We will know soon enough whether the political optimism is justified – whether the Mauricio Macri administration will receive the kind of mandate permitting it to live up more to its promarket image and make the Argentine economy more competitive.
The annual IDEA business symposium in Mar Del Plata (almost always strategically timed for just prior to the day of decision in electoral years) exuded an optimism bordering on euphoria, at all odds with the grim weather reigning in that Atlantic resort, and nor was there any lack of both political and economic grounds for that upbeat mood. Nevertheless, the alarmingly high 1.9 percent September inflation figure announced by INDEC national statistics bureau in the middle of the joyous huddle should give bullish businessmen pause.
From at least one standpoint this figure also contributes to feeding the great expectations of businessmen – it indicates the more robust demand of a growing economy capable of absorbing these higher prices. And the dubious premise that a bit of inflation is the price of growth has long been chronic in Argentine thinking, all the more so in the last decade. But that recent growth could also be jeopardised because this latest inflation figure will oblige the Central Bank to maintain its potentially recessive policy of high interest rates.
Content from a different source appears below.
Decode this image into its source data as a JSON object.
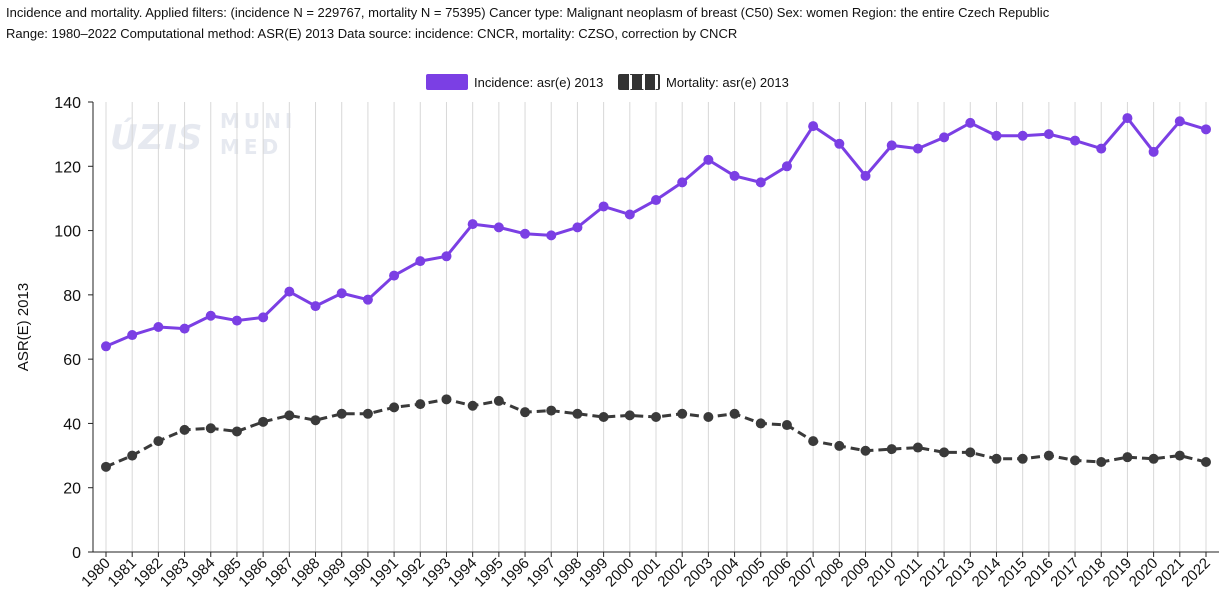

Yet in a longer term this inflation is cause for concern. Firstly, it reverses a positive trend which had fed illusions that inflation could be tamed – fter dipping to a monthly 1.5 percent in August from the 1.8 percent of the previous month, we now see last month’s inflation accelerating beyond the July level. Secondly, this drives a coach and horses through Central Bank forecasts – in just three quarters of the year the maximum permitted inflation figure of 17 percent has already been exceeded to reach 17.6 percent, thus undermining credibility for next year’s guidelines (a range between eight and 12 percent).
The third (and perhaps most serious) factor is the persistence of core inflation, which prevents this adverse figure from being dismissed as a seasonal blip. If the government could attribute much of last year’s 41-percent rate of inflation to the steep increases in household utility bills, updating a decade of populist pricing, this has been far less of a factor this year with many increases in the pipeline awaiting the post-electoral months. But core inflation (i.e. the measurement of the most basic expenses such as food, weeding out all seasonal and extraordinary factors) has stubbornly remained above 1.5 percent since February, thus defying the Central Bank’s 17-percent forecast all year.
Last, and perhaps not least, is a factor highly unlikely to influence the outcome of next weekend’s voting but which could breed trouble in the future – the high number of collective bargaining agreements containing a clause to trigger a new round to negotiate a further wage increase, in the event of inflation exceeding the official forecasts (a clause pioneered by the extremely numerous Buenos Aires provincial employees). Industrial relations could thus be complicated precisely at a time when the government is contemplating major labour reforms.
Yet neither all this nor the bleak weather could cloud the bright mood in Mar del Plata – a survey of those present showed 86 percent are expecting growth, higher investment and job creation in the next year. We will know soon enough whether the political optimism is justified – whether the Mauricio Macri administration will receive the kind of mandate permitting it to live up more to its promarket image and make the Argentine economy more competitive. But in the light of this nagging inflation (as well as a bulging fiscal deficit where Macri has yet to bite the bullet and also an alarmingly adverse balance of trade about which hardly anybody talks) the economic optimism stands to be tested over a much longer haul.